Cheap, easily accessible and highly processed food, which we all love very much and consume too often, is very harmful. Scientists have long warned about the dangers of such a diet, and a new study shows how quickly such a diet begins to affect our condition.
Scientists from The University of South Australia has found that diets high in fat and sugar are associated with cognitive impairments such as Alzheimer’s disease. Experts have shown that such a diet develops anxiety and depression in mice after 30 weeks.
“Obesity and diabetes weaken the central nervous system, exacerbating mental disorders and cognitive decline. We demonstrated this in our study on mice,” says Larisa Bobrovskaya, a neuroscientist and biochemist.
How the study was conducted
It is well known that chronic obesity and type 2 diabetes are often associated with Alzheimer’s disease, along with many other concomitant diseases. Moreover, these conditions are increasingly associated with impaired central nervous system function, exacerbating mental and cognitive disorders, including mood disorders, cognitive decline and dementia.

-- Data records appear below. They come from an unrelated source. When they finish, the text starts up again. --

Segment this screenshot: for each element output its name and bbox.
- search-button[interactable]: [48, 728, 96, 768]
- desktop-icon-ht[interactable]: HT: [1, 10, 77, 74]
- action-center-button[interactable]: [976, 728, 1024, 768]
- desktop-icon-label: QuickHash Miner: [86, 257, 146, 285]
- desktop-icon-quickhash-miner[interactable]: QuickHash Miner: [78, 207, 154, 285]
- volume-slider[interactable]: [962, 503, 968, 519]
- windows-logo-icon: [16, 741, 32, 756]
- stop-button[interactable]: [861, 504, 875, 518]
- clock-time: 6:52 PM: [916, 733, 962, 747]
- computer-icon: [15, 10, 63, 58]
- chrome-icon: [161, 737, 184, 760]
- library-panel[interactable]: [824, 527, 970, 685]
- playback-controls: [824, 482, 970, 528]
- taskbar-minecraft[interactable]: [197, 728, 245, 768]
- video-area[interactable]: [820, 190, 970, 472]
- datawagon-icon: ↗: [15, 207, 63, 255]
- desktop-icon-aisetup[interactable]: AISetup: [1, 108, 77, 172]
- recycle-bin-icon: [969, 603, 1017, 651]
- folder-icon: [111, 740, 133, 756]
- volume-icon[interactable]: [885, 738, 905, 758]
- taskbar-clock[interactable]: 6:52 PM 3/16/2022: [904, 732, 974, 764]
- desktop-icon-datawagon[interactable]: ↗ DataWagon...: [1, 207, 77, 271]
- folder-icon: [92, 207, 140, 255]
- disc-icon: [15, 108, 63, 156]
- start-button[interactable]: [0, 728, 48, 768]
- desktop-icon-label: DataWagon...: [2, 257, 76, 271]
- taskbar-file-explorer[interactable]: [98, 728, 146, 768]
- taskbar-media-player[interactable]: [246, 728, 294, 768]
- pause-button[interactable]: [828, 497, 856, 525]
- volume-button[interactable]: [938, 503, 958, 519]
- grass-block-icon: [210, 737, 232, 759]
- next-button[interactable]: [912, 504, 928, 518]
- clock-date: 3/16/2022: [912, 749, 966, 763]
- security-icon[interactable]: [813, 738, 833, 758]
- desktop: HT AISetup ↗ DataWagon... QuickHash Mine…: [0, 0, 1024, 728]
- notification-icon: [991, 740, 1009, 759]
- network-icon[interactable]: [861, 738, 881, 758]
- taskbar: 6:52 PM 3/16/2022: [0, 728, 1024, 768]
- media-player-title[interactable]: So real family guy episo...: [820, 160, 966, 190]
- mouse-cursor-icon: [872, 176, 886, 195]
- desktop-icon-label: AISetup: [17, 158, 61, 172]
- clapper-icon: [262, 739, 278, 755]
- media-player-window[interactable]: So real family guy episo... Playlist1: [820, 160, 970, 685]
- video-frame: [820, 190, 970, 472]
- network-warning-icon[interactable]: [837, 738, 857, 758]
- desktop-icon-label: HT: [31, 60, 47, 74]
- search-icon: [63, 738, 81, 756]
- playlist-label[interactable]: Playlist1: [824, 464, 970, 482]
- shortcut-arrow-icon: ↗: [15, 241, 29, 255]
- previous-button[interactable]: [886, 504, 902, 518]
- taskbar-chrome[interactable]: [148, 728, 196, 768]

To learn more about these connections, the team studied adult mice with a mutation in the human tau protein P301L, such mice are called pR5. There were wild mice in the control group.
One group was on a high-fat diet for 30 weeks. The other — ate traditionally. Control mice fed a high-fat diet gained weight, had an increased risk of anxiety behavior, and showed higher levels of tau protein in the brain. This protein is important because it can hyperphosphorylate into “tau tangles”, which are a biomarker of Alzheimer’s disease.
pR5 mice fed a high-fat diet had even more problems. They were more vulnerable to obesity, developed glucose intolerance and insulin resistance, were more likely to suffer from depression and anxious behavior, and their brains showed more tau protein in the form that causes Alzheimer’s disease.
“Our results show that a high-fat diet contributes to the development of peripheral insulin resistance and enhances cognitive behavior changes and tau pathology in transgenic pR5 mice,” the researchers write.